As I have discussed many times, there is overwhelming evidence that simple indexing strategies outperform the vast majority of investors, be they individuals or institutions.
Perhaps the simplest strategy, as advocated in the new book by Taylor Larimore, “The Bogleheads’ Guide to the Three-Fund Portfolio: How a Simple Portfolio of Three Total Market Index Funds Outperforms Most Investors with Less Risk,” is to hold just three funds.
For equities, you can own the Vanguard Total Market Index Fund (VTSMX) and the Vanguard Total International Stock Index Fund (VGTSX). On the bond side, you can own the Vanguard Total Bond Market Index Fund (VBMFX). Had you owned such a portfolio over the past 20 years, chances are good you would have outperformed most investors. I fully agree that this approach is not only a very good one, but, as sure as the sun rises in the east, will likely continue to outperform a large majority of investors going forward.
That said, such an approach ignores the academic evidence demonstrating there are certain factors that have provided above-market returns to investors willing and able to accept their additional risks.
These factors have performed with persistence across long periods; pervasiveness across sectors, countries, regions and even asset classes; and robustness to various definitions. What’s more, they have intuitive risk-based or behavioral-based explanations for why they should persist and are implementable, meaning they survive transaction costs. The two factors with the longest history are size and value.
Dimensional’s Approach
Firms such as Dimensional Fund Advisors have been building portfolios based on academic findings regarding factors for decades. Therefore, investors have been able to build portfolios that accessed these factors.
Typically, investors constructed equity portfolios using the building blocks provided by Dimensional, which include U.S. large-cap, large-cap value, small-cap and small-cap value asset class funds, funds reflecting the same four asset classes for non-U.S. developed markets, and three emerging market asset class funds (large-cap, small-cap and value). (Full disclosure: My firm, Buckingham Strategic Wealth, recommends Dimensional funds in constructing client portfolios.)

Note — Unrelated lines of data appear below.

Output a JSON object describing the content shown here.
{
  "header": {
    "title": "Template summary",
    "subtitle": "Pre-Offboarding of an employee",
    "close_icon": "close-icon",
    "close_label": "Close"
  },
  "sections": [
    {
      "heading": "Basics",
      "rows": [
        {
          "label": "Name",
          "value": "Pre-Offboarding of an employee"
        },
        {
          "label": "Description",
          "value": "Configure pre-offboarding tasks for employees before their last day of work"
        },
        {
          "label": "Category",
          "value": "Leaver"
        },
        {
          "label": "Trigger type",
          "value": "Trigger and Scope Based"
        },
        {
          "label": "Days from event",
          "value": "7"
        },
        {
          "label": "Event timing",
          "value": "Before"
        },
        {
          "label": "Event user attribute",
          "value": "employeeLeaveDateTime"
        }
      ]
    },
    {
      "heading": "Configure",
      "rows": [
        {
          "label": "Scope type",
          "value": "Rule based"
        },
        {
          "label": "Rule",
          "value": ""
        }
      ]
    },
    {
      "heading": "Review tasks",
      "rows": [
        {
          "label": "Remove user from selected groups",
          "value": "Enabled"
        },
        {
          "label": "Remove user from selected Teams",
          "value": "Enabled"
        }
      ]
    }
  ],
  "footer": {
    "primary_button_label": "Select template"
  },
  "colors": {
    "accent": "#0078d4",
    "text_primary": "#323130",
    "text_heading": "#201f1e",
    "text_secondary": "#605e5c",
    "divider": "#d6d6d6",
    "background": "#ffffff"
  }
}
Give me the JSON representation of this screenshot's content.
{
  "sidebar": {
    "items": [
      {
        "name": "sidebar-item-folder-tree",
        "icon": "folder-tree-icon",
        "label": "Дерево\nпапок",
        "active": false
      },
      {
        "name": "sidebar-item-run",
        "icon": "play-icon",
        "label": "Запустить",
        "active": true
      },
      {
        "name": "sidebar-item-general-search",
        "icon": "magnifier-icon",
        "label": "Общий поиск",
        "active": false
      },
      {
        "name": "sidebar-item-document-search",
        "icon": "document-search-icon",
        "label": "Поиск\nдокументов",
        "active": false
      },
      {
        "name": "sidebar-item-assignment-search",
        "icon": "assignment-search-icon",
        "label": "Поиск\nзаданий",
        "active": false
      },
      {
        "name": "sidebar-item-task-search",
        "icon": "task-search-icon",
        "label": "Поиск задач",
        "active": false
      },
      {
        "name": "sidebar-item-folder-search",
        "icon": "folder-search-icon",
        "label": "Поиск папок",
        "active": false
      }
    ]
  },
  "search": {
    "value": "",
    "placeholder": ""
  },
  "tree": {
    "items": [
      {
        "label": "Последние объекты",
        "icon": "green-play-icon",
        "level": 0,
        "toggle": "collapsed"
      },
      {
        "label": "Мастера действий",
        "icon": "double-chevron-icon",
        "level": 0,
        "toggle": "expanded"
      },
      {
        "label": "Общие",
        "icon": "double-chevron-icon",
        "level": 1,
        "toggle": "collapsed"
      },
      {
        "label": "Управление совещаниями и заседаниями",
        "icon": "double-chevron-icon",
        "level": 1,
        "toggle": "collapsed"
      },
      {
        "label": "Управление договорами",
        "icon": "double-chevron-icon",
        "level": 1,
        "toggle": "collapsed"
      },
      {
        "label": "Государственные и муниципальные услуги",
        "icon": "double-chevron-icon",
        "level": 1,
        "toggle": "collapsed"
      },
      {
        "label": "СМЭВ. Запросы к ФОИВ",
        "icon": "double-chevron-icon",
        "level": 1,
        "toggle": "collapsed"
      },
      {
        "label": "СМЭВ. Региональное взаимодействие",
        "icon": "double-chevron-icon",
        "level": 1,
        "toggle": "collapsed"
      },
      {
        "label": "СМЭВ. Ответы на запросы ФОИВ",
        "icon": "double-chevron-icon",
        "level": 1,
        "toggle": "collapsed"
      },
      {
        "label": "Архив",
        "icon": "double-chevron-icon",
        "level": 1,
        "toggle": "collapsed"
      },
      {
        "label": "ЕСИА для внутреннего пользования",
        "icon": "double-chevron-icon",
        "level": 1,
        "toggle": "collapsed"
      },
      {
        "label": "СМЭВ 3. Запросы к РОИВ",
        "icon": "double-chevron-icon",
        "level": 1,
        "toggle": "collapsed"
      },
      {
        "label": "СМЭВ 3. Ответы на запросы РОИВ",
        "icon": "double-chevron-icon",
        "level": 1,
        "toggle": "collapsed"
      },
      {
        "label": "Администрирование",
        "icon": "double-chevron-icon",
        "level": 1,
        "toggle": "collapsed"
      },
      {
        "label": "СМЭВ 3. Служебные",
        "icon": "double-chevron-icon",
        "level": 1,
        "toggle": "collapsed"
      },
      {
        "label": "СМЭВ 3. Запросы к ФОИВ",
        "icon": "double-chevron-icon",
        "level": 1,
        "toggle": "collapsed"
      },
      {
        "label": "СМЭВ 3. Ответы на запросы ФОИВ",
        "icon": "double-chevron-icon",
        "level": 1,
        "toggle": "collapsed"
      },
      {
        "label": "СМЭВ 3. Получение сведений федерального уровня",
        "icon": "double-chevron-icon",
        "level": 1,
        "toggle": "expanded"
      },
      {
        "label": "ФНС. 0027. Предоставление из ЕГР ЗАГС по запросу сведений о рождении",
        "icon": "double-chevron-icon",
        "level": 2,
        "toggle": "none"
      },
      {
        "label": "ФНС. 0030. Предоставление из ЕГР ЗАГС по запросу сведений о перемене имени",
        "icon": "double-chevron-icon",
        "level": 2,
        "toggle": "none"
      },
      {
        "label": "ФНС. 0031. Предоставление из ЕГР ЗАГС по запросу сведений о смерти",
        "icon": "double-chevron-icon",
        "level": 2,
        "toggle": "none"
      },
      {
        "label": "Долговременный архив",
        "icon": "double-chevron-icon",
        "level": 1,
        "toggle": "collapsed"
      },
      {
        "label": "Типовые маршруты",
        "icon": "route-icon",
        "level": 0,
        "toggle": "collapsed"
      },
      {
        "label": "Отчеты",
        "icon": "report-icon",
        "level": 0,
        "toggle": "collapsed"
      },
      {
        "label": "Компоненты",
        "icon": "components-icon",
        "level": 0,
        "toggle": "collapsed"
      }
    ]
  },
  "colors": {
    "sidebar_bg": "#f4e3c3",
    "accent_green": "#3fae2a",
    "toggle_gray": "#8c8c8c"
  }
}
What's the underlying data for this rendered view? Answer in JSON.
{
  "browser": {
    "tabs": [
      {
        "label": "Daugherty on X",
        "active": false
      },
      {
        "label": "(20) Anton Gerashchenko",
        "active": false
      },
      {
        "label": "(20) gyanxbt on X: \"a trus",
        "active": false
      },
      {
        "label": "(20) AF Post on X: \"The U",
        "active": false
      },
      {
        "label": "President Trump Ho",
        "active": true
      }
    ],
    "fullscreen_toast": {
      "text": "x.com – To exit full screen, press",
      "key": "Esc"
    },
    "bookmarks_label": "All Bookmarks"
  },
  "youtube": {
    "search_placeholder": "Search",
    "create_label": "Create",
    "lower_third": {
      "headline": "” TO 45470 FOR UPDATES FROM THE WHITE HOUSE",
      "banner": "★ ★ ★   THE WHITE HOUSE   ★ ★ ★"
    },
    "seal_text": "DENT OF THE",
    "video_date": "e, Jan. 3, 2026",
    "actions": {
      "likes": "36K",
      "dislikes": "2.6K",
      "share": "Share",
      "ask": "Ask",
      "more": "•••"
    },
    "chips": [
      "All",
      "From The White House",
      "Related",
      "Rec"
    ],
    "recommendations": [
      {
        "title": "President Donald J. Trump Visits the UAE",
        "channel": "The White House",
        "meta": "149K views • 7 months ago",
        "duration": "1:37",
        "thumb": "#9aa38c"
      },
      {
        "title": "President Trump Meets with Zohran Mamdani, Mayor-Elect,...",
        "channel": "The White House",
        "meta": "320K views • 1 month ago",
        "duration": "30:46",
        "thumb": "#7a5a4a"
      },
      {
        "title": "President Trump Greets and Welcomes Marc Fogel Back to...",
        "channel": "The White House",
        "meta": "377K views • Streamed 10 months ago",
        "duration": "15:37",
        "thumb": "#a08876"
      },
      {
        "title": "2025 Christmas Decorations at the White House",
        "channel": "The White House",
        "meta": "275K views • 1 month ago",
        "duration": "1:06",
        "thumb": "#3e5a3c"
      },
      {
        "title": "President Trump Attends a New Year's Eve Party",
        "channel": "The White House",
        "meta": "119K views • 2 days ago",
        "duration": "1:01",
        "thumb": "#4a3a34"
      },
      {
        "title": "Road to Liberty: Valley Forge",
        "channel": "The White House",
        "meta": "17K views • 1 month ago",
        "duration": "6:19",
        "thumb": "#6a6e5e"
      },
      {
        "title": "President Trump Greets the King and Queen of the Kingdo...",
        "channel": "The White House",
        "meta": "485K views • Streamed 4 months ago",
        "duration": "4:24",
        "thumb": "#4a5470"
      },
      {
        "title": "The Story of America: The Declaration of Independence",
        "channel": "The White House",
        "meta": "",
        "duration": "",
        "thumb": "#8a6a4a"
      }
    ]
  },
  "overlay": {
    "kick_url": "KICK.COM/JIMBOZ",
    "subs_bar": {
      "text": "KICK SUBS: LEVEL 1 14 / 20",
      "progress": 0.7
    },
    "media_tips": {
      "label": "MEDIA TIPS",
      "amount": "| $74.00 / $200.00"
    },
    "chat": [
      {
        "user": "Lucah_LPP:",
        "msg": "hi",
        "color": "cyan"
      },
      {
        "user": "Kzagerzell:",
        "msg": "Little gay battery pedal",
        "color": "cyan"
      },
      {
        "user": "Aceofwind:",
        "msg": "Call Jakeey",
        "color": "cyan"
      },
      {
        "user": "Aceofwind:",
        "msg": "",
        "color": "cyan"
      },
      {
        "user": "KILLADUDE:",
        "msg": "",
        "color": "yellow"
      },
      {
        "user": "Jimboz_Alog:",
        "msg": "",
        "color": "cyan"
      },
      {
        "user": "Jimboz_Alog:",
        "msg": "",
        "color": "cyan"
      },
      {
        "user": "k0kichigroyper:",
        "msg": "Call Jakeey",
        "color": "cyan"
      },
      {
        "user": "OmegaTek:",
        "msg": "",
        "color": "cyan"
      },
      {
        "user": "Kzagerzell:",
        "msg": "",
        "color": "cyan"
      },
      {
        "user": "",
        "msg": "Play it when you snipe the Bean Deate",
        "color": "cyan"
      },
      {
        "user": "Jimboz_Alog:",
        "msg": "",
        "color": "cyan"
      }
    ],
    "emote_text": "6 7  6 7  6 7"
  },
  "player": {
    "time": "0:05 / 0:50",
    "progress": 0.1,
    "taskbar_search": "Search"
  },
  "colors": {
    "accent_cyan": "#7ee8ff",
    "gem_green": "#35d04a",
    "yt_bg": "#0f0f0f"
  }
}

To many investors, owning 11 funds was too complex. In 2005, Dimensional addressed that issue by creating what they call core funds, which provide exposure to all these asset classes. Core funds have the benefit of diversifying across factors/asset classes. In addition, they improve tax efficiency over an individual fund structure because they greatly reduce the turnover impact of stocks’ migration across asset classes. They also eliminate the need for investors to rebalance across asset classes, as the fund does it for them via cash flows and dividends.
Thus, today, investors can implement a factor-based equity strategy with just three Dimensional core funds: a core U.S. fund (DFQTX), a core international fund (DFIEX) and a core emerging markets fund (DFCEX). Alternatively, you could own Dimensional’s World ex-U.S. Targeted Value Fund (DWUSX), which combines international and emerging markets into a highly tilted (to the size and value factors) portfolio, or its world ex-U.S. Core Equity Fund (DFWIX). Either would allow you to own just two equity funds.
Dimensional Vs. Vanguard
With that knowledge, we can go back in time and see how an investor who was willing to accept these different risks, and the tracking error that can occur (factor-based funds will perform differently than total market funds), would have done.
While there are many possible combinations, the following analysis uses the Dimensional fund with the most exposure to the size and/or value factors for the U.S. (DFSVX), developed international (DISVX) and emerging (DFEVX) markets.
For comparison purposes, I’ll also show the returns of the Vanguard Emerging Markets Index Fund (VEIEX) and the Vanguard Developed Markets Index Fund (VTMNX), permitting you to look at a three-equity-fund portfolio versus the simpler, two-equity-fund portfolio. This allows for a more apples-to-apples comparison.
I’ll use the longest period for which we have data available (based on when all the funds were live). Thus, my start date is April 1998. Fund returns data comes from Portfolio Visualizer. Factor premiums are from Ken French’s website and run through July 2018 (one month less than our returns data, giving us a slightly different period than for the returns data).
During this period, and based on Ken French’s data series, the monthly U.S. size and value premiums were 0.25% and 0.12%, respectively. Those premiums help to explain the higher returns of DFSVX.